Prehabilitation encompasses physical, nutritional, and psychological interventions delivered between cancer diagnosis and the start of acute treatment. It can reduce complications, improve functional recovery, and enhance emotional stability, yet adherence remains suboptimal.

Objective

This study aimed to identify psychological and structural determinants of adherence and discuss how psycho-oncological, integrative, and digital approaches can increase the effectiveness of oncological prehabilitation.

Materials and methods

A narrative review of current evidence on resilience, the COM‑B model (capability, opportunity, motivation, behavior), the transtheoretical model (TTM), health literacy, integrative oncology, and systematic reviews addressing adherence and barriers in prehabilitation was performed.

Results

Resilience, self-efficacy, motivation, and health literacy are key psychological resources underlying behavioral change. Both COM‑B and TTM help to analyze determinants and tailor interventions to individual readiness. Studies show that social support, personalized programs, and clear communication significantly enhance adherence.
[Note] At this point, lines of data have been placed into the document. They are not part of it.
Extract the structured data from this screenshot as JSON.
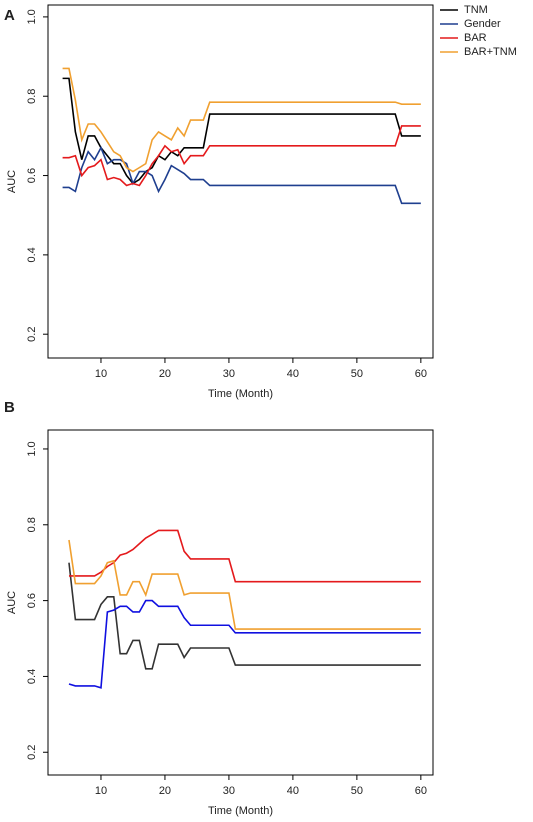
{
  "chart_data": [
    {
      "type": "line",
      "title": "A",
      "xlabel": "Time (Month)",
      "ylabel": "AUC",
      "x": [
        4,
        5,
        6,
        7,
        8,
        9,
        10,
        11,
        12,
        13,
        14,
        15,
        16,
        17,
        18,
        19,
        20,
        21,
        22,
        23,
        24,
        25,
        26,
        27,
        56,
        57,
        60
      ],
      "series": [
        {
          "name": "TNM",
          "color": "#000000",
          "values": [
            0.845,
            0.845,
            0.71,
            0.64,
            0.7,
            0.7,
            0.67,
            0.65,
            0.63,
            0.63,
            0.6,
            0.58,
            0.59,
            0.61,
            0.62,
            0.65,
            0.64,
            0.66,
            0.65,
            0.67,
            0.67,
            0.67,
            0.67,
            0.755,
            0.755,
            0.7,
            0.7
          ]
        },
        {
          "name": "Gender",
          "color": "#1f3f8f",
          "values": [
            0.57,
            0.57,
            0.56,
            0.62,
            0.66,
            0.64,
            0.67,
            0.63,
            0.64,
            0.64,
            0.63,
            0.58,
            0.61,
            0.61,
            0.6,
            0.56,
            0.59,
            0.625,
            0.615,
            0.605,
            0.59,
            0.59,
            0.59,
            0.575,
            0.575,
            0.53,
            0.53
          ]
        },
        {
          "name": "BAR",
          "color": "#e41a1c",
          "values": [
            0.645,
            0.645,
            0.65,
            0.6,
            0.62,
            0.625,
            0.64,
            0.59,
            0.595,
            0.59,
            0.575,
            0.58,
            0.575,
            0.6,
            0.63,
            0.65,
            0.675,
            0.66,
            0.665,
            0.63,
            0.65,
            0.65,
            0.65,
            0.675,
            0.675,
            0.725,
            0.725
          ]
        },
        {
          "name": "BAR+TNM",
          "color": "#f0a030",
          "values": [
            0.87,
            0.87,
            0.79,
            0.69,
            0.73,
            0.73,
            0.71,
            0.685,
            0.66,
            0.65,
            0.62,
            0.61,
            0.62,
            0.63,
            0.69,
            0.71,
            0.7,
            0.69,
            0.72,
            0.7,
            0.74,
            0.74,
            0.74,
            0.785,
            0.785,
            0.78,
            0.78
          ]
        }
      ],
      "xlim": [
        1.72,
        61.9
      ],
      "xticks": [
        10,
        20,
        30,
        40,
        50,
        60
      ],
      "ylim": [
        0.14,
        1.03
      ],
      "yticks": [
        0.2,
        0.4,
        0.6,
        0.8,
        {
          "value": 1,
          "label": "1.0"
        }
      ],
      "legend": "outside-top-right"
    },
    {
      "type": "line",
      "title": "B",
      "xlabel": "Time (Month)",
      "ylabel": "AUC",
      "x": [
        5,
        6,
        7,
        8,
        9,
        10,
        11,
        12,
        13,
        14,
        15,
        16,
        17,
        18,
        19,
        20,
        21,
        22,
        23,
        24,
        30,
        31,
        60
      ],
      "series": [
        {
          "color": "#333333",
          "values": [
            0.7,
            0.55,
            0.55,
            0.55,
            0.55,
            0.59,
            0.61,
            0.61,
            0.46,
            0.46,
            0.495,
            0.495,
            0.42,
            0.42,
            0.485,
            0.485,
            0.485,
            0.485,
            0.45,
            0.475,
            0.475,
            0.43,
            0.43
          ]
        },
        {
          "color": "#1010e0",
          "values": [
            0.38,
            0.375,
            0.375,
            0.375,
            0.375,
            0.37,
            0.57,
            0.575,
            0.585,
            0.585,
            0.57,
            0.57,
            0.6,
            0.6,
            0.585,
            0.585,
            0.585,
            0.585,
            0.555,
            0.535,
            0.535,
            0.515,
            0.515
          ]
        },
        {
          "color": "#e41a1c",
          "values": [
            0.665,
            0.665,
            0.665,
            0.665,
            0.665,
            0.675,
            0.69,
            0.7,
            0.72,
            0.725,
            0.735,
            0.75,
            0.765,
            0.775,
            0.785,
            0.785,
            0.785,
            0.785,
            0.73,
            0.71,
            0.71,
            0.65,
            0.65
          ]
        },
        {
          "color": "#f0a030",
          "values": [
            0.76,
            0.645,
            0.645,
            0.645,
            0.645,
            0.665,
            0.7,
            0.705,
            0.615,
            0.615,
            0.65,
            0.65,
            0.615,
            0.67,
            0.67,
            0.67,
            0.67,
            0.67,
            0.615,
            0.62,
            0.62,
            0.525,
            0.525
          ]
        }
      ],
      "xlim": [
        1.72,
        61.9
      ],
      "xticks": [
        10,
        20,
        30,
        40,
        50,
        60
      ],
      "ylim": [
        0.14,
        1.05
      ],
      "yticks": [
        0.2,
        0.4,
        0.6,
        0.8,
        {
          "value": 1,
          "label": "1.0"
        }
      ]
    }
  ]
}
Integrative oncology provides a coherent framework integrating somatic, psychological, and lifestyle-based interventions. Digital tools can support education, monitoring, and engagement but do not replace personal interaction.

Conclusion

Effective prehabilitation requires patient-centered education, interdisciplinary coordination, and psychosocial support. Future programs should include standardized educational modules, digital complements, and adaptive multiprofessional concepts that can be individually tailored and incorporated into clinical guidelines.